El relato se va desgranando en la narración de la saga de la familia Ajcojóm, y alterna momentos de descripción histórica con otro tipo de descripción, relacionada con el conocimiento profundo de las costumbres de los mayas del altiplano de Guatemala. A la primera corresponde el despojo de las tierras comunales con la Reforma Liberal de 1871 y la fundación de las haciendas cafetaleras, con la explotación de la mano de obra indígena. El mecanismo, de todos conocido, era simple: los grandes propietarios prestaban dinero a los indígenas del altiplano, a través de sus agentes en el lugar; llegado el momento del cobro de la deuda, esta se pagaba con trabajo en la cosecha.

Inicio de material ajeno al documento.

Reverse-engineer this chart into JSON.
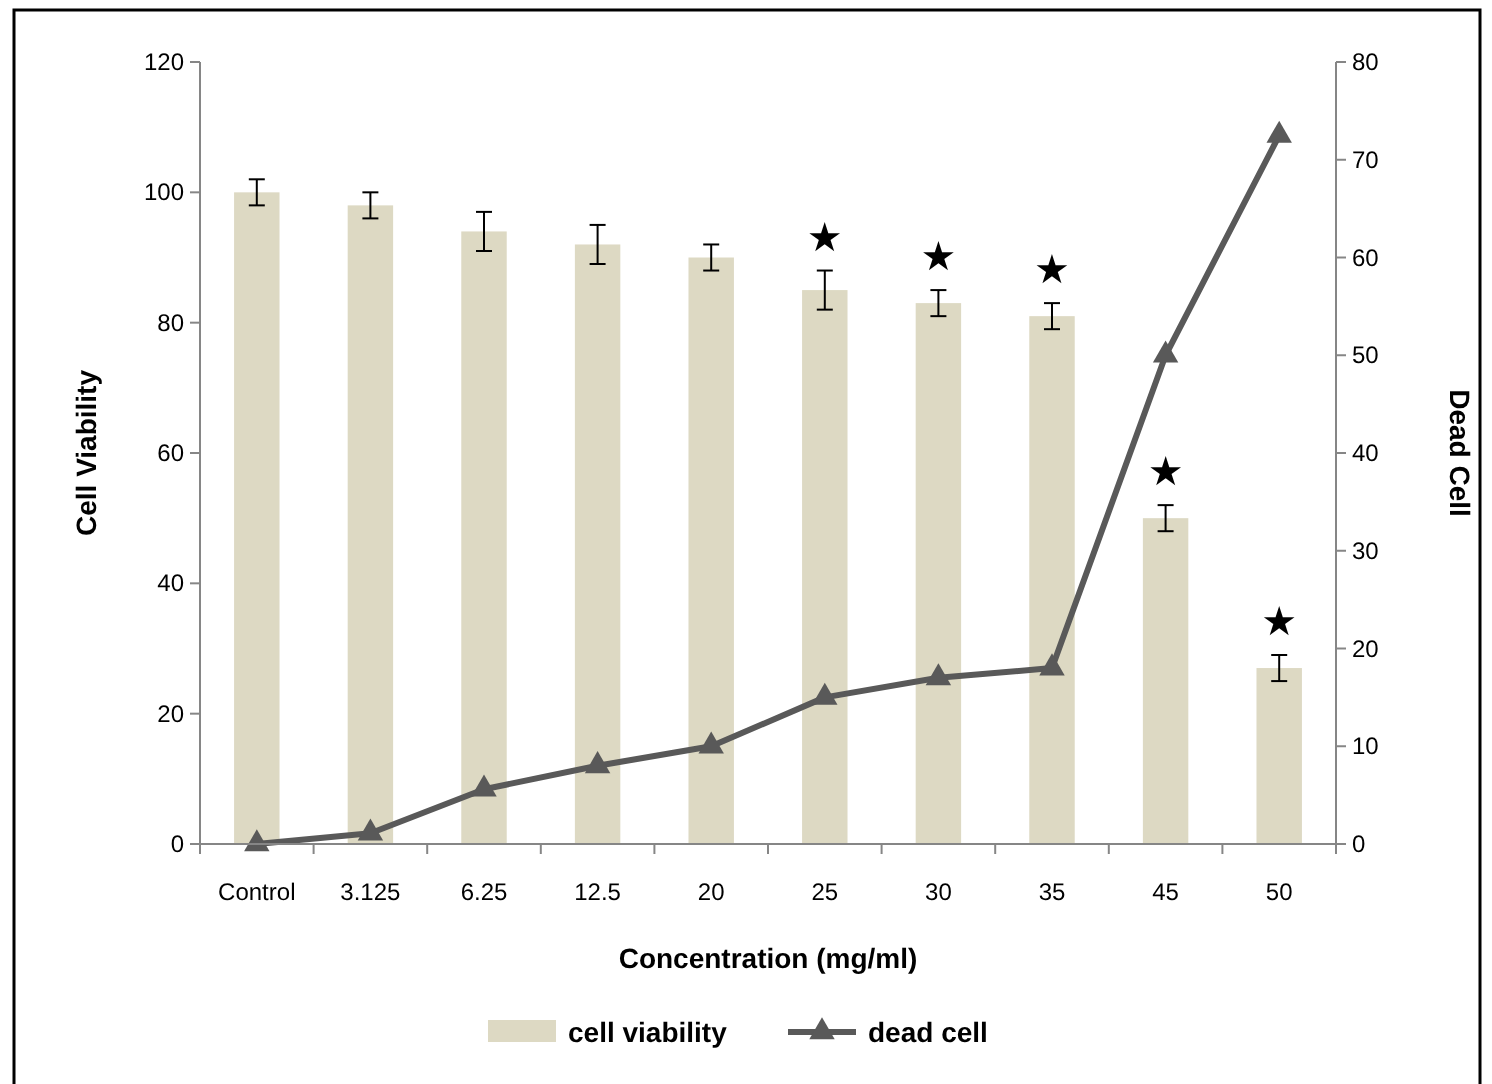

Los indígenas vivían endeudados y sus obligaciones con los patrones eran infinitas. A la segunda, en cambio, historias relacionadas con las creencias de los mayas. Por ejemplo, las enfermedades provocadas por “el susto”, en algunas partes llamado el “acuás”. En un episodio, una mujer sorprende a su marido con otra. El descubrimiento le provoca un trauma (que sería el otro nombre del “susto”) y todos los esfuerzos de la familia se encaminan a curarla del espanto. Más en general, el relato de Hinshaw nos descubre que los indígenas vivían espantados por su cercanía con la naturaleza. También revela las ceremonias que se elaboran para superar ese miedo. En sus 400 páginas, la novela contiene todos los aspectos de una saga familiar: amistades, odios, rencores, sexo (bastante recatado), violencia (no muy frecuente), sudor (a ríos, porque los protagonistas trabajan hasta el cansancio) lágrimas (porque la vida de los mayas es dura, excesivamente dura) y, como es natural, una buena dosis de humor. Un esfuerzo insólito que supera el mero dato antropólogico para consignarnos el amor de un científico por la tierra que estudia y hacia cuyos habitantes siente un afecto profundo y entrañable.